Intercepting / Redirection

Using the 'trap' or 'redirect' target, you can silently redirect traffic to the local computer. This is useful for example to intercept all outgoing SMTP traffic to force it through the local SMTP gateway:

trap in LAN protocol tcp port 25

Redirecting to alternative ports is also possible:

redirect incoming NET protocol tcp port 80 to 8080
redirect incoming NET protocol tcp port 2222 to 22

You must also define corresponding filter rules to allow this traffic the same as 'map' rules.

Raw iptables

Directly writing iptables rules is also supported for putting your own rules in using iptables syntax. This allows you to write complex rules or use modules that husk doesn't support. For example, to use the NOTRACK target in the 'raw' table:

iptables -t raw -A OUTPUT -d 10.0.0.0/8 -j NOTRACK

In order to use this feature to include rules within chains that husk generates, you can use the special value %CHAIN% which will be replaced at compile-time with the current chain.
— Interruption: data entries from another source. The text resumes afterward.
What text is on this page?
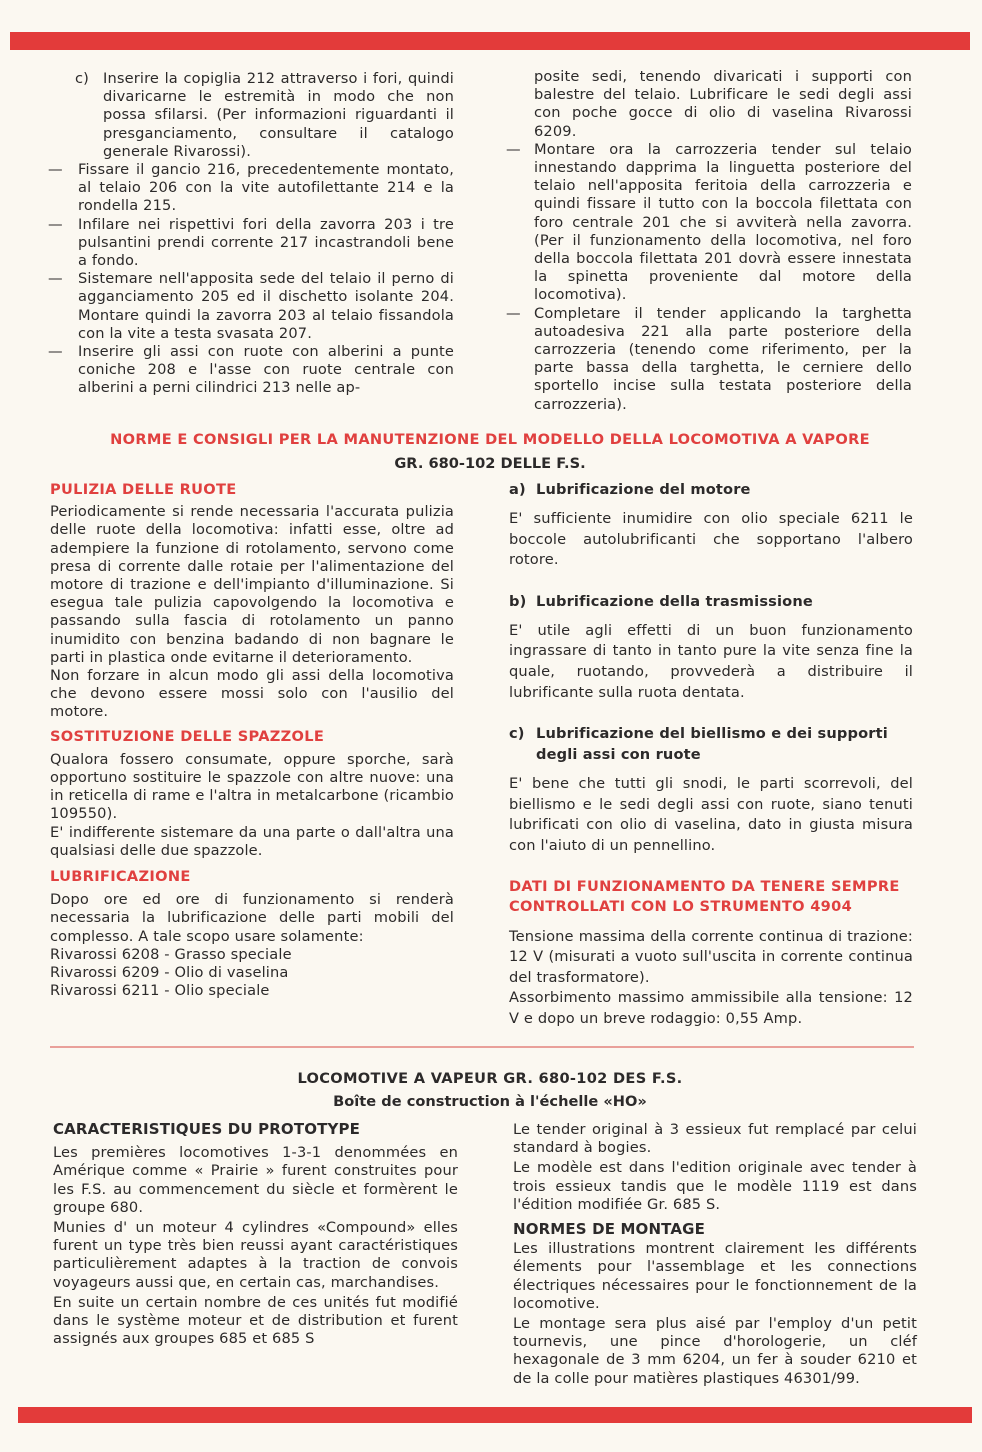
c) Inserire la copiglia 212 attraverso i fori, quindi divaricarne le estremità in modo che non possa sfilarsi. (Per informazioni riguardanti il presganciamento, consultare il catalogo generale Rivarossi).
—	Fissare il gancio 216, precedentemente montato, al telaio 206 con la vite autofilettante 214 e la rondella 215.
—	Infilare nei rispettivi fori della zavorra 203 i tre pulsantini prendi corrente 217 incastrandoli bene a fondo.
—	Sistemare nell'apposita sede del telaio il perno di agganciamento 205 ed il dischetto isolante 204. Montare quindi la zavorra 203 al telaio fissandola con la vite a testa svasata 207.
—	Inserire gli assi con ruote con alberini a punte coniche 208 e l'asse con ruote centrale con alberini a perni cilindrici 213 nelle ap-

posite sedi, tenendo divaricati i supporti con balestre del telaio. Lubrificare le sedi degli assi con poche gocce di olio di vaselina Rivarossi 6209.

— Montare ora la carrozzeria tender sul telaio innestando dapprima la linguetta posteriore del telaio nell'apposita feritoia della carrozzeria e quindi fissare il tutto con la boccola filettata con foro centrale 201 che si avviterà nella zavorra. (Per il funzionamento della locomotiva, nel foro della boccola filettata 201 dovrà essere innestata la spinetta proveniente dal motore della locomotiva).
— Completare il tender applicando la targhetta autoadesiva 221 alla parte posteriore della carrozzeria (tenendo come riferimento, per la parte bassa della targhetta, le cerniere dello sportello incise sulla testata posteriore della carrozzeria).
NORME E CONSIGLI PER LA MANUTENZIONE DEL MODELLO DELLA LOCOMOTIVA A VAPORE
GR. 680-102 DELLE F.S.
PULIZIA DELLE RUOTE

Periodicamente si rende necessaria l'accurata pulizia delle ruote della locomotiva: infatti esse, oltre ad adempiere la funzione di rotolamento, servono come presa di corrente dalle rotaie per l'alimentazione del motore di trazione e dell'impianto d'illuminazione. Si esegua tale pulizia capovolgendo la locomotiva e passando sulla fascia di rotolamento un panno inumidito con benzina badando di non bagnare le parti in plastica onde evitarne il deterioramento.

Non forzare in alcun modo gli assi della locomotiva che devono essere mossi solo con l'ausilio del motore.

SOSTITUZIONE DELLE SPAZZOLE

Qualora fossero consumate, oppure sporche, sarà opportuno sostituire le spazzole con altre nuove: una in reticella di rame e l'altra in metalcarbone (ricambio 109550).

E' indifferente sistemare da una parte o dall'altra una qualsiasi delle due spazzole.

LUBRIFICAZIONE

Dopo ore ed ore di funzionamento si renderà necessaria la lubrificazione delle parti mobili del complesso. A tale scopo usare solamente:

Rivarossi 6208 - Grasso speciale
Rivarossi 6209 - Olio di vaselina
Rivarossi 6211 - Olio speciale
a) Lubrificazione del motore

E' sufficiente inumidire con olio speciale 6211 le boccole autolubrificanti che sopportano l'albero rotore.

b) Lubrificazione della trasmissione

E' utile agli effetti di un buon funzionamento ingrassare di tanto in tanto pure la vite senza fine la quale, ruotando, provvederà a distribuire il lubrificante sulla ruota dentata.

c) Lubrificazione del biellismo e dei supporti
degli assi con ruote

E' bene che tutti gli snodi, le parti scorrevoli, del biellismo e le sedi degli assi con ruote, siano tenuti lubrificati con olio di vaselina, dato in giusta misura con l'aiuto di un pennellino.

DATI DI FUNZIONAMENTO DA TENERE SEMPRE
CONTROLLATI CON LO STRUMENTO 4904

Tensione massima della corrente continua di trazione: 12 V (misurati a vuoto sull'uscita in corrente continua del trasformatore).

Assorbimento massimo ammissibile alla tensione: 12 V e dopo un breve rodaggio: 0,55 Amp.

LOCOMOTIVE A VAPEUR GR. 680-102 DES F.S.
Boîte de construction à l'échelle «HO»
CARACTERISTIQUES DU PROTOTYPE

Les premières locomotives 1-3-1 denommées en Amérique comme « Prairie » furent construites pour les F.S. au commencement du siècle et formèrent le groupe 680.

Munies d' un moteur 4 cylindres «Compound» elles furent un type très bien reussi ayant caractéristiques particulièrement adaptes à la traction de convois voyageurs aussi que, en certain cas, marchandises.

En suite un certain nombre de ces unités fut modifié dans le système moteur et de distribution et furent assignés aux groupes 685 et 685 S

Le tender original à 3 essieux fut remplacé par celui standard à bogies.

Le modèle est dans l'edition originale avec tender à trois essieux tandis que le modèle 1119 est dans l'édition modifiée Gr. 685 S.

NORMES DE MONTAGE

Les illustrations montrent clairement les différents élements pour l'assemblage et les connections électriques nécessaires pour le fonctionnement de la locomotive.

Le montage sera plus aisé par l'employ d'un petit tournevis, une pince d'horologerie, un cléf hexagonale de 3 mm 6204, un fer à souder 6210 et de la colle pour matières plastiques 46301/99.
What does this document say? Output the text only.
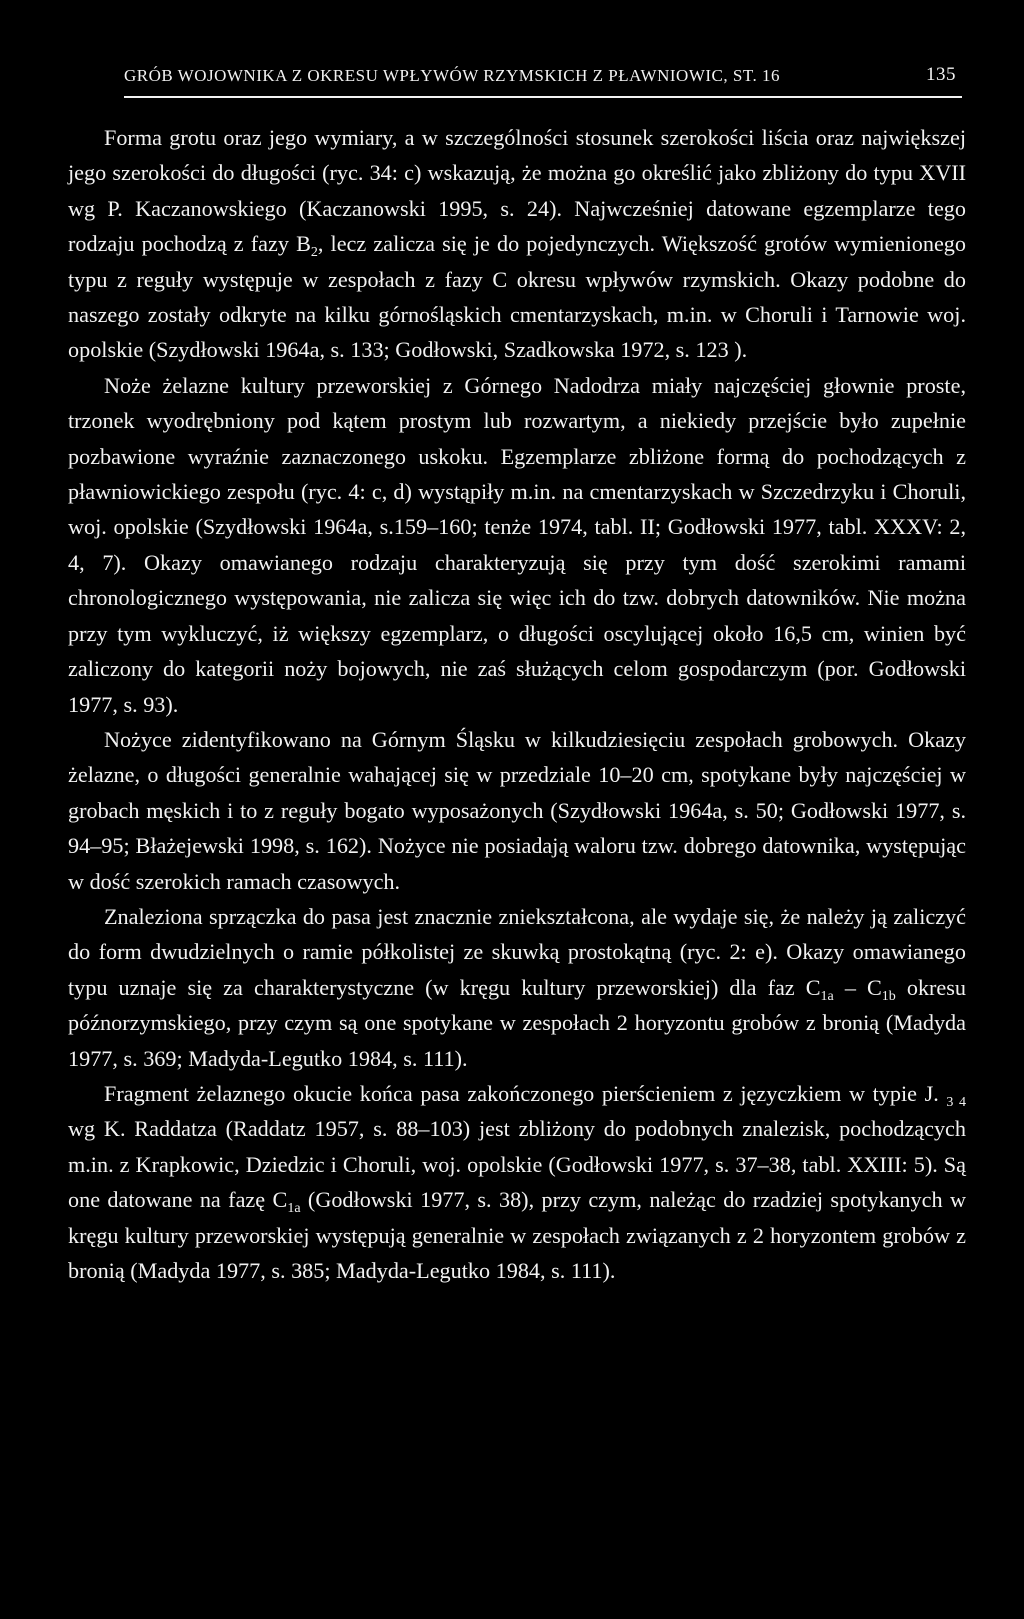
GRÓB WOJOWNIKA Z OKRESU WPŁYWÓW RZYMSKICH Z PŁAWNIOWIC, ST. 16	135

Forma grotu oraz jego wymiary, a w szczególności stosunek szerokości liścia oraz największej jego szerokości do długości (ryc. 34: c) wskazują, że można go określić jako zbliżony do typu XVII wg P. Kaczanowskiego (Kaczanowski 1995, s. 24). Najwcześniej datowane egzemplarze tego rodzaju pochodzą z fazy $B_2$, lecz zalicza się je do pojedynczych. Większość grotów wymienionego typu z reguły występuje w zespołach z fazy C okresu wpływów rzymskich. Okazy podobne do naszego zostały odkryte na kilku górnośląskich cmentarzyskach, m.in. w Choruli i Tarnowie woj. opolskie (Szydłowski 1964a, s. 133; Godłowski, Szadkowska 1972, s. 123 ).

Noże żelazne kultury przeworskiej z Górnego Nadodrza miały najczęściej głownie proste, trzonek wyodrębniony pod kątem prostym lub rozwartym, a niekiedy przejście było zupełnie pozbawione wyraźnie zaznaczonego uskoku. Egzemplarze zbliżone formą do pochodzących z pławniowickiego zespołu (ryc. 4: c, d) wystąpiły m.in. na cmentarzyskach w Szczedrzyku i Choruli, woj. opolskie (Szydłowski 1964a, s.159–160; tenże 1974, tabl. II; Godłowski 1977, tabl. XXXV: 2, 4, 7). Okazy omawianego rodzaju charakteryzują się przy tym dość szerokimi ramami chronologicznego występowania, nie zalicza się więc ich do tzw. dobrych datowników. Nie można przy tym wykluczyć, iż większy egzemplarz, o długości oscylującej około 16,5 cm, winien być zaliczony do kategorii noży bojowych, nie zaś służących celom gospodarczym (por. Godłowski 1977, s. 93).

Nożyce zidentyfikowano na Górnym Śląsku w kilkudziesięciu zespołach grobowych. Okazy żelazne, o długości generalnie wahającej się w przedziale 10–20 cm, spotykane były najczęściej w grobach męskich i to z reguły bogato wyposażonych (Szydłowski 1964a, s. 50; Godłowski 1977, s. 94–95; Błażejewski 1998, s. 162). Nożyce nie posiadają waloru tzw. dobrego datownika, występując w dość szerokich ramach czasowych.

Znaleziona sprzączka do pasa jest znacznie zniekształcona, ale wydaje się, że należy ją zaliczyć do form dwudzielnych o ramie półkolistej ze skuwką prostokątną (ryc. 2: e). Okazy omawianego typu uznaje się za charakterystyczne (w kręgu kultury przeworskiej) dla faz $C_{1a} - C_{1b}$ okresu późnorzymskiego, przy czym są one spotykane w zespołach 2 horyzontu grobów z bronią (Madyda 1977, s. 369; Madyda-Legutko 1984, s. 111).

Fragment żelaznego okucie końca pasa zakończonego pierścieniem z języczkiem w typie J. $_{3 4}$ wg K. Raddatza (Raddatz 1957, s. 88–103) jest zbliżony do podobnych znalezisk, pochodzących m.in. z Krapkowic, Dziedzic i Choruli, woj. opolskie (Godłowski 1977, s. 37–38, tabl. XXIII: 5). Są one datowane na fazę $C_{1a}$ (Godłowski 1977, s. 38), przy czym, należąc do rzadziej spotykanych w kręgu kultury przeworskiej występują generalnie w zespołach związanych z 2 horyzontem grobów z bronią (Madyda 1977, s. 385; Madyda-Legutko 1984, s. 111).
For example, you can include a rule within the NET to ME chain without having to worry about what the name of the chain that husk generates is:

define NET to ME
iptables -A %CHAIN% -p tcp --dport http -j ACCEPT
end define

In this example, %CHAIN% will be automatically replaced with x_NET_ME at compile time.

File Includes

If your ruleset is complicated, you can spread the rules over multiple files then consoldate them all together at compile time by using the 'include' keyword:

include outbound.rules
include inbound.rules

Includes can be either relative paths (to the conf dir) or absolute paths.You should be able to nest indefintiely, but be careful not to create loops such as:

[rule-one.conf]
include rules-two.conf

[rules-two.conf]
include rules-one.conf

There is NO PROTECTION against this, and may have some 'interesting' results.